Torrance's whim of becoming a writer is also an example of his duality. Once a teacher, he has now chosen to hide that part of his past to become something sexier, more fashionable and popular. And his talents as a writer are questionable at best. He produces nothing for his "new writing project," and one wonders if this project is simply a mid-life crisis gone berserk. There is danger in denying who you are, Kubrick is suggesting, especially if you are molding your personality after pop culture images.
However, The Shining does have a number of flaws. Danny at times acts like cardboard, but overall, he adequately portrays a confused and psychically challenged boy. Early in the film, Wendy seems too subservient to Torrance and too frazzled to accomplish anything, but her dizziness is perhaps deliberately designed to parallel her poignantly terrorized expressions in the film's conclusion, and ultimately, her escape. Earlier, she seemed incapable of escaping anyone; near the end, Torrance becomes the dunce. The film could easily lose 15 minutes of footage, particularly the subplot of Hallorann traveling to The Overlook to help the Torrances. I'm not sure what this adds other than a slight deviation from the at times oppressive focus on such a small cast.

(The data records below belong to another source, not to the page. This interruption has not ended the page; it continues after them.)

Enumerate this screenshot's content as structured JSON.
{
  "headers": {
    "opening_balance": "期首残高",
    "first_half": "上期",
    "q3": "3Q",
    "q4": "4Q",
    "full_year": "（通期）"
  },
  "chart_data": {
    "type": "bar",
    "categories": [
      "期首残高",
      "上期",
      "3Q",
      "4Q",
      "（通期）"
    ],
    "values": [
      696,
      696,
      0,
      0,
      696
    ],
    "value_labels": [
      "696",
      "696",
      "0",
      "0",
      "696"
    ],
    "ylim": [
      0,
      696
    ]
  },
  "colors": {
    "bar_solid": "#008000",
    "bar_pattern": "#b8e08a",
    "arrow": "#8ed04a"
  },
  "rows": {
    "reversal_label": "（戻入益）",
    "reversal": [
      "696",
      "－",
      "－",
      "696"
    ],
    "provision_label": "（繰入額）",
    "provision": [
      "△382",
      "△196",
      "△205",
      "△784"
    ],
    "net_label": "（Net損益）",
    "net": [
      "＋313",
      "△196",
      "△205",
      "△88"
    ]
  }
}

The film's greatest confusion occurs when trying to identify continuity in the "shinings" and their overall purpose. They possess an internal logic, but understanding it often distracts viewers. At first, only Danny and Hallorann can shine. But eventually, everyone shines. Is this because they all share this paranormal ability? Or is it because The Overlook's ghostly inhabitants have equally haunted them? Or is "shining" a metaphor for seeing the ugly truth behind people's lies? Or perhaps a metaphor for revisionist history? These are difficult questions to reconcile after analyzing the film several times let alone watching the film once or twice.
Nevertheless, I can forgive these flaws because the message is far more provocative. The film is a fundamental experience for anyone seeking to understand American history and how one innovative artist sought to represent it. The Shining truly is Kubrick's version of American history. The film's status in the horror camp has detracted from its overall value in film history. It is not just a great horror film; it is a psychological profile of how people wrestle with their unsavory pasts. That is something that should not be limited to horror. We all should do this, especially in these trying times of terror.
Trivia:
The Louisville Slugger that Wendy whacks Jack with is signed by Carl Yastrzemski.
Kubrick would call author Stephen King at 3 AM and ask him strange questions, such as, "Do you believe in God?"
I wonder if the entire genre
I wonder if the entire genre of science fiction films, slash films, and violent ganster and crime drama/action films are not elements of a broader cultural disposition in America. We are the purveyers and the creators of this genre for the world. Early European and Japanese versions do not repeat the same formula of hidden monsters, unknown terror, and gratuitous violence that seems to be the milk of popular cinema in the United States. What is the underlying trauma that seems to motivate these films and the constant fear that make them so popular to audiences?